6. Le cinquième objectif est de dégager une base à partir de laquelle chaque
Etat partie, ainsi que le Comité, peut effectivement évaluer l'importance des
progrès réalisés vers l'exécution des obligations prévues dans le Pacte. Peut-être
sera-t-il utile pour cela que les Etats définissent certains critères ou certains
buts, à la lumière desquels ils apprécieront les résultats obtenus. Par exemple,
il est généralement admis qu'il importe de s'assigner des buts précis en ce
qui concerne la lutte contre la mortalité infantile, la généralisation de la
vaccination des enfants, la consommation de calories par personne, le nombre
d'individus par membre du personnel de santé, etc. Dans beaucoup de ces domaines,
les critères mondiaux sont d'un intérêt limité, alors que des critères nationaux
ou plus particularisés peuvent fournir une indication extrêmement précieuse
sur les progrès accomplis.
7. Le Comité tient à noter à ce propos que le Pacte donne une importance particulière
à la "réalisation progressive" des droits qui y sont proclamés. Aussi
invite-t-il instamment les Etats parties à faire figurer dans leurs rapports
des indications montrant les progrès dans le temps qu'ils enregistrent vers
cette réalisation de ces droits. Pour la même raison, et pour permettre une
évaluation satisfaisante de la situation, il est évident que des indications
de caractère qualitatif sont aussi nécessaires, outre les indications quantitatives.

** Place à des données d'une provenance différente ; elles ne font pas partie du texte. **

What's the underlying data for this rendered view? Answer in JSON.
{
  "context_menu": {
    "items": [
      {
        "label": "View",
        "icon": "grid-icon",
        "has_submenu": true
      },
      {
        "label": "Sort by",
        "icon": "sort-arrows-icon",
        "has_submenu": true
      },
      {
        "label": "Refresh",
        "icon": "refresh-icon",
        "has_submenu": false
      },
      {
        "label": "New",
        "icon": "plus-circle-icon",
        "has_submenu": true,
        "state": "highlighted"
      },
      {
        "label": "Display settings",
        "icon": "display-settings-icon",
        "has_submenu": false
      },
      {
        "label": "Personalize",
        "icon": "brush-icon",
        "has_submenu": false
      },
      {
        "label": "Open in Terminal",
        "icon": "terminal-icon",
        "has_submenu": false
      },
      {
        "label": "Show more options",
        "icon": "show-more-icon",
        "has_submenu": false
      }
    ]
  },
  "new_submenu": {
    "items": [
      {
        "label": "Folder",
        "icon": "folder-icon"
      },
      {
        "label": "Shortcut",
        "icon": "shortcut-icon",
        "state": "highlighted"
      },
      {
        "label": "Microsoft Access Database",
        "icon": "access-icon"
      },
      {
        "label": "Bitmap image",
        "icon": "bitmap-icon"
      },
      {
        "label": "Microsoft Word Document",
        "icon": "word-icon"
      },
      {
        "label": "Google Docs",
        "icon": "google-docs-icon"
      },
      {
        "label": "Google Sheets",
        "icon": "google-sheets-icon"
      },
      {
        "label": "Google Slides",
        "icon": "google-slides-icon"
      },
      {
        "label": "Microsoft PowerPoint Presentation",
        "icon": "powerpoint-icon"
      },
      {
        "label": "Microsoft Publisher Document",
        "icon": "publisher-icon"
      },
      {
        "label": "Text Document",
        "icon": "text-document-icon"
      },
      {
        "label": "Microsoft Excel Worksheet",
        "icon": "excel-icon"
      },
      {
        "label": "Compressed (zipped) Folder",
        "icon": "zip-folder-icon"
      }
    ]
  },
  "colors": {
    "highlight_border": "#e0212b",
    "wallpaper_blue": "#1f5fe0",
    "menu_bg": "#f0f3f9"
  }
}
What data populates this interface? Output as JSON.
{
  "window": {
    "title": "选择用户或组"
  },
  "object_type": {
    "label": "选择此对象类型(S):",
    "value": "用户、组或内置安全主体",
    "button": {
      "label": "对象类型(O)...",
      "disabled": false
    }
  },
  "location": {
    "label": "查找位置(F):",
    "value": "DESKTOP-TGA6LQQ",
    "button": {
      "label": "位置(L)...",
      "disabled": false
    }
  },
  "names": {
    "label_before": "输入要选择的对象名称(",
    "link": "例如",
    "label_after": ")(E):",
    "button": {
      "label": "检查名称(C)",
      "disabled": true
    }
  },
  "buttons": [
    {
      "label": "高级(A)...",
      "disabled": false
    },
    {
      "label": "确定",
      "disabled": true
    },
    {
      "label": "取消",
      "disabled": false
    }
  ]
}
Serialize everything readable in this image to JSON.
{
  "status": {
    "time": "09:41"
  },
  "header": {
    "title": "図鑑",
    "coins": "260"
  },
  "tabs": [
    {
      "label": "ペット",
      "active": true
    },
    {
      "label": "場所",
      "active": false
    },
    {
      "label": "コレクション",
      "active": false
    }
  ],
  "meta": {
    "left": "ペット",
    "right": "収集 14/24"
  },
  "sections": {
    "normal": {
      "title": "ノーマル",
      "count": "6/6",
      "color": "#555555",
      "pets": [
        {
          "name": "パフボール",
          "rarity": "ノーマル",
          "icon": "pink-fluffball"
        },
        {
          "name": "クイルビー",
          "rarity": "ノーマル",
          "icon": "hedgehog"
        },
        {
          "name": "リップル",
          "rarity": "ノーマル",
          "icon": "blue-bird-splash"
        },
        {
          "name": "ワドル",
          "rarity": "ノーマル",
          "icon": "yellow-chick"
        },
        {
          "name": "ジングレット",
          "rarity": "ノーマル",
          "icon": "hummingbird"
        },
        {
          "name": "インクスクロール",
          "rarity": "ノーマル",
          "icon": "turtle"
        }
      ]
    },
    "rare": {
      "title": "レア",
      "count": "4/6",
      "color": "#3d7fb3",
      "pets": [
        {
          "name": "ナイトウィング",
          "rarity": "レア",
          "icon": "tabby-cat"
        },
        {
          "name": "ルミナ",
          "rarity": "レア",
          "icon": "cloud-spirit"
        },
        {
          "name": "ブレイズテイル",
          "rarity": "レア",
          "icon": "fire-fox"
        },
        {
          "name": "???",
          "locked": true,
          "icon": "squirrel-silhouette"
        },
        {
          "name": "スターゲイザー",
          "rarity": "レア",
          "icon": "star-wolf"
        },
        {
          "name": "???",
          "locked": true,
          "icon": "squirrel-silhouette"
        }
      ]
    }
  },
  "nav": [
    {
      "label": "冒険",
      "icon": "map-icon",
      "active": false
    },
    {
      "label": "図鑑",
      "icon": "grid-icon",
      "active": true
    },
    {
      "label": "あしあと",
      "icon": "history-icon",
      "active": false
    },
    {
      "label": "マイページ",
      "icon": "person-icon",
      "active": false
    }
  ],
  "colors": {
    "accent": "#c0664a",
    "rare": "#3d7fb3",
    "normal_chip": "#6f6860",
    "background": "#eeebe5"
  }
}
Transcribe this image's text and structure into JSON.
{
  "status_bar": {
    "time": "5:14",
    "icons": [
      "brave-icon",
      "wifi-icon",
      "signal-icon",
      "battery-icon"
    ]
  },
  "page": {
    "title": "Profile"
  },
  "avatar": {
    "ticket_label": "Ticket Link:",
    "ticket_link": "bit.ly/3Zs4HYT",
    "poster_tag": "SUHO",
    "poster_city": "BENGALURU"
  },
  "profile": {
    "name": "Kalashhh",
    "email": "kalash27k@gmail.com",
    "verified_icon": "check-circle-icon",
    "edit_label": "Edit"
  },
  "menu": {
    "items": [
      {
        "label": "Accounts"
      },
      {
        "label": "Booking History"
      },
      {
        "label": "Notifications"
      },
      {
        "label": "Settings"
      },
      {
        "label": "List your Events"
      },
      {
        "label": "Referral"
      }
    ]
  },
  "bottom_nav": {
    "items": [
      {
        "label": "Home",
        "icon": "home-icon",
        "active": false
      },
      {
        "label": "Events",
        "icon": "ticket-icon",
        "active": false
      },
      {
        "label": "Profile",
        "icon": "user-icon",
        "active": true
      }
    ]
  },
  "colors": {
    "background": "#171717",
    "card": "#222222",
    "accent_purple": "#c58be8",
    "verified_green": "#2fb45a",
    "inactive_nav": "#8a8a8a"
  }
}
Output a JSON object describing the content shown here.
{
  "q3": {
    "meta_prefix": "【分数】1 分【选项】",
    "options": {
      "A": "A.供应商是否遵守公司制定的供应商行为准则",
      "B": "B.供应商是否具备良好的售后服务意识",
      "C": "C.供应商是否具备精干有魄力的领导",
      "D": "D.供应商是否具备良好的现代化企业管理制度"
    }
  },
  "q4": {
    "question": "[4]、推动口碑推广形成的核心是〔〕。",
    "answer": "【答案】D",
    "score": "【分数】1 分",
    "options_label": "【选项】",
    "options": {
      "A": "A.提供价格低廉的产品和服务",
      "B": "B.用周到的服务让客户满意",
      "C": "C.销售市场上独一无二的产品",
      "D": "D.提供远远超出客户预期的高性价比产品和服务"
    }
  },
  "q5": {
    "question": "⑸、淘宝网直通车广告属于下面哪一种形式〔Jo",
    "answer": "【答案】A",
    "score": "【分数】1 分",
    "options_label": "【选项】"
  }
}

8. Le sixième objectif est de mettre les Etats parties en mesure de mieux comprendre
les problèmes et les échecs rencontrés dans leurs efforts pour mettre progressivement
en oeuvre tous les droits économiques, sociaux et culturels. Pour cela, il est
indispensable que les Etats parties fassent rapport en détail sur les facteurs
et les difficultés qui s'opposent à cette mise en oeuvre effective. C'est en
définissant et en reconnaissant ces difficultés qu'ils pourront établir le cadre
où s'inscrivent de nouvelles politiques, plus efficaces.
9. Le septième objectif est d'aider le Comité, ainsi que les Etats parties dans
leur ensemble, à faciliter les échanges d'informations entre Etats, à mieux
comprendre les problèmes communs à ces Etats et à se faire une meilleure idée
des mesures que l'on pourrait prendre en vue de la réalisation effective de
chacun des droits proclamés dans le Pacte. Le Comité peut aussi, de cette façon,
déterminer les moyens par lesquels la communauté internationale peut aider les
Etats intéressés, conformément aux articles 22 et 23 du Pacte. En vue de bien
montrer l'importance qu'il attache à cet objectif, le Comité examinera à sa
quatrième session une observation générale consacrée à ces articles.